Eles também explicitaram sua indignação e revolta com a política imposta pelo governo estadual por meio das ações da Secretaria do Meio Ambiente proibindo a abertura de novas roças em estágios mais avançados de vegetação e com o grau de exigências previstas na Resolução SMA-027, de 30-03-2010, que “Dispõe sobre procedimentos simplificados de autorização para supressão de vegetação nativa, a que se referem os artigos 33 e 34 do Decreto Federal 6.660, de 21-11-2008, para pequenos produtores rurais e populações tradicionais visando a agricultura sustentável nas áreas de regeneração inicial da Mata Atlântica e dá outras providências”. Argumentam que a abertura de novas áreas é fundamental para manter o sistema tradicional de roças, maior produtividade de suas plantações, garantia de segurança alimentar e geração de renda com a venda de produtos da roça. Reivindicam que seja aberta novamente a agenda de diálogo com a SMA-SP para rediscutir a Resolução SMA-27.

Cristina Adams, pesquisadora da USP Leste, que estuda as tendências do sistema de roças tradicionais pelo mundo, relatou que a pressão contra as roças ocorre em todos os continentes principalmente pela concentração fundiária que expropria as comunidades tradicionais, por pressões ambientais e, sobretudo pressões econômicas.

Para ela o fim das roças significa não apenas um problema de segurança alimentar local, mas também global, dado o papel importante que as roças desempenham na conservação da agrobiodiversidade. O engenheiro agrônomo do ISA, Marcos Gamberini, que organizou o seminário, contou que vem trabalhando com os quilombolas para contornar a questão da proibição das roças desde 1997, época em que atuava no Itesp e que os responsáveis por esta questão na Secretária do Meio Ambiente ignoram as informações técnicas e científicas e encaminham a questão apenas do ponto de vista legal, fazendo uma má interpretação da lei à luz de dados incontestáveis a favor das roças. Ressaltou ainda que em vez de serem proibidos de fazer suas roças os quilombolas deveriam ser remunerados por isto, uma vez que prestam um serviço importante para toda a humanidade que é a conservação da agrobiodiversidade, remuneração prevista nos protocolos sobre pagamento por serviços ambientais (PSA).

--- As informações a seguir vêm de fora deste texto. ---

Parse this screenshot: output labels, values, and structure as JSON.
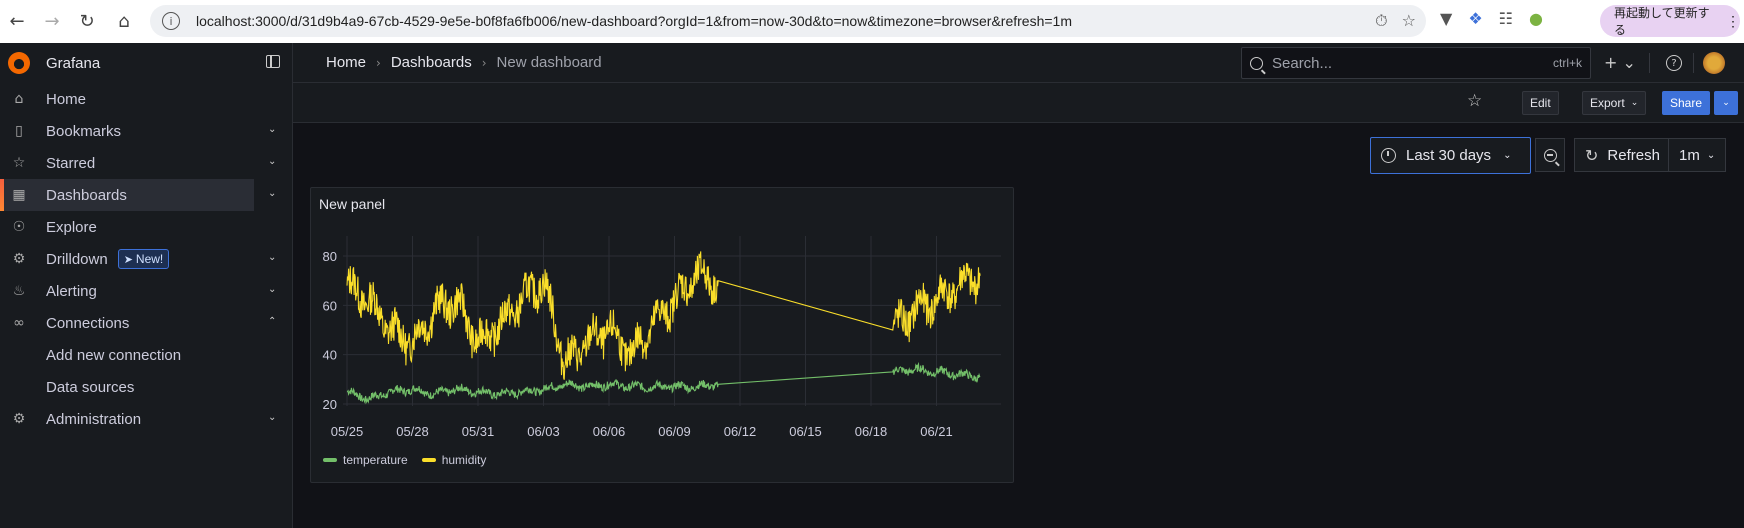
{
  "browser": {
    "url": "localhost:3000/d/31d9b4a9-67cb-4529-9e5e-b0f8fa6fb006/new-dashboard?orgId=1&from=now-30d&to=now&timezone=browser&refresh=1m",
    "restart_label": "再起動して更新する"
  },
  "sidebar": {
    "brand": "Grafana",
    "items": [
      {
        "label": "Home",
        "icon": "home-icon"
      },
      {
        "label": "Bookmarks",
        "icon": "bookmark-icon"
      },
      {
        "label": "Starred",
        "icon": "star-icon"
      },
      {
        "label": "Dashboards",
        "icon": "grid-icon"
      },
      {
        "label": "Explore",
        "icon": "compass-icon"
      },
      {
        "label": "Drilldown",
        "icon": "drilldown-icon",
        "badge": "New!"
      },
      {
        "label": "Alerting",
        "icon": "bell-icon"
      },
      {
        "label": "Connections",
        "icon": "link-icon"
      },
      {
        "label": "Add new connection"
      },
      {
        "label": "Data sources"
      },
      {
        "label": "Administration",
        "icon": "gear-icon"
      }
    ]
  },
  "topbar": {
    "breadcrumbs": [
      "Home",
      "Dashboards",
      "New dashboard"
    ],
    "search_placeholder": "Search...",
    "search_shortcut": "ctrl+k"
  },
  "actions": {
    "edit": "Edit",
    "export": "Export",
    "share": "Share"
  },
  "time": {
    "range": "Last 30 days",
    "refresh": "Refresh",
    "interval": "1m"
  },
  "panel": {
    "title": "New panel"
  },
  "colors": {
    "temperature": "#73bf69",
    "humidity": "#fade2a",
    "accent": "#3d71d9"
  },
  "chart_data": {
    "type": "line",
    "title": "New panel",
    "x_tick_labels": [
      "05/25",
      "05/28",
      "05/31",
      "06/03",
      "06/06",
      "06/09",
      "06/12",
      "06/15",
      "06/18",
      "06/21"
    ],
    "y_ticks": [
      20,
      40,
      60,
      80
    ],
    "ylim": [
      15,
      85
    ],
    "xlim": [
      "05/25",
      "06/23"
    ],
    "gap": [
      "06/11",
      "06/19"
    ],
    "series": [
      {
        "name": "temperature",
        "points": [
          [
            "05/25",
            25
          ],
          [
            "05/26",
            22
          ],
          [
            "05/27",
            25
          ],
          [
            "05/28",
            26
          ],
          [
            "05/29",
            24
          ],
          [
            "05/30",
            26
          ],
          [
            "05/31",
            25
          ],
          [
            "06/01",
            24
          ],
          [
            "06/02",
            25
          ],
          [
            "06/03",
            26
          ],
          [
            "06/04",
            28
          ],
          [
            "06/05",
            27
          ],
          [
            "06/06",
            28
          ],
          [
            "06/07",
            27
          ],
          [
            "06/08",
            27
          ],
          [
            "06/09",
            27
          ],
          [
            "06/10",
            27
          ],
          [
            "06/11",
            28
          ],
          [
            "06/19",
            33
          ],
          [
            "06/20",
            34
          ],
          [
            "06/21",
            33
          ],
          [
            "06/22",
            32
          ],
          [
            "06/23",
            31
          ]
        ]
      },
      {
        "name": "humidity",
        "points": [
          [
            "05/25",
            68
          ],
          [
            "05/26",
            62
          ],
          [
            "05/27",
            50
          ],
          [
            "05/28",
            45
          ],
          [
            "05/29",
            58
          ],
          [
            "05/30",
            62
          ],
          [
            "05/31",
            45
          ],
          [
            "06/01",
            52
          ],
          [
            "06/02",
            62
          ],
          [
            "06/03",
            70
          ],
          [
            "06/04",
            36
          ],
          [
            "06/05",
            45
          ],
          [
            "06/06",
            50
          ],
          [
            "06/07",
            40
          ],
          [
            "06/08",
            52
          ],
          [
            "06/09",
            62
          ],
          [
            "06/10",
            72
          ],
          [
            "06/11",
            70
          ],
          [
            "06/19",
            50
          ],
          [
            "06/20",
            58
          ],
          [
            "06/21",
            62
          ],
          [
            "06/22",
            68
          ],
          [
            "06/23",
            72
          ]
        ]
      }
    ],
    "legend": [
      "temperature",
      "humidity"
    ],
    "legend_position": "bottom-left",
    "grid": true
  }
}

Inventário cultural mostra importância das roças

Anna Maria Andrade apresentou o resultado parcial do trabalho de inventário cultural que o ISA está realizando em parceria com as comunidades, no qual a roça aparece como elemento central da cultura quilombola, a partir do qual ou em função do qual vários elementos culturais se concretizam, a história oral, a transmissão de técnicas de cultivo, elaboração de utensílios , ferramentas e equipamentos, atividades coletivas, festividades etc. O trabalho do inventário mostra que o fim das roças, além do impacto na produção de alimentos e sobrevivência da agricultura, também concorrerá para a desagregação da cultura e do modo de vida das comunidades. O conjunto dos depoimentos deixou claro que a proibição das roças não tem nenhum sentido. Daí saiu um encaminhamento que será a formulação de um documento contendo os depoimentos do seminário e artigos sobre as pesquisas sobre roças que estão sendo realizadas pela USP Leste no Vale do Ribeira para que seja encaminhado à Secretaria de Meio Ambiente para subsidiar a discussão sobre a liberação das roças.

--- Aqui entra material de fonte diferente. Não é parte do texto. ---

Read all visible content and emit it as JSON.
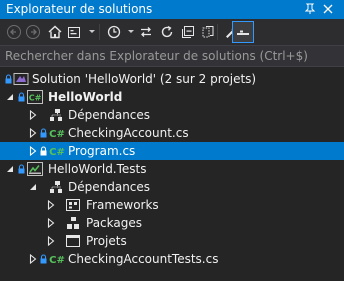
{
  "window": {
    "title": "Explorateur de solutions"
  },
  "search": {
    "placeholder": "Rechercher dans Explorateur de solutions (Ctrl+$)"
  },
  "tree": {
    "solution": "Solution 'HelloWorld' (2 sur 2 projets)",
    "project1": "HelloWorld",
    "project1_deps": "Dépendances",
    "file_checking": "CheckingAccount.cs",
    "file_program": "Program.cs",
    "project2": "HelloWorld.Tests",
    "project2_deps": "Dépendances",
    "frameworks": "Frameworks",
    "packages": "Packages",
    "projets": "Projets",
    "file_tests": "CheckingAccountTests.cs"
  },
  "icons": {
    "csharp_badge": "C#",
    "accent": "#007acc",
    "selection": "#007acc",
    "lock": "#3399ff",
    "csharp_color": "#56c05a"
  }
}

Na segunda mesa o tema foi Agricultura e Geração de Renda nos territórios quilombolas. Dela participaram Vandir Rodrigues da Silva da comunidade de Ivaporunduva, Zeni França da Rosa da Comunidade de São Pedro, Osvaldo dos Santos da comunidade de Porto Velho, Arauê C. Lombardi, engenheiro agrônomo da Prefeitura Municipal de Registro, Jorge Júlio, da organização Via Pública que em convênio com o Ministério do Desenvolvimento Agrário (MDA) trabalha para a implantação do Programa Nacional de Alimentação Escolar (PNAE), Antônio Eduardo Sodrzinski, engenheiro agrônomo da Coordenação de Assistência Técnica Integral (Cati) e coordenador regional do Programa de Comunidades Tradicionais e Felipe A. Freire de Andrade do Ministério do Desenvolvimento Agrário.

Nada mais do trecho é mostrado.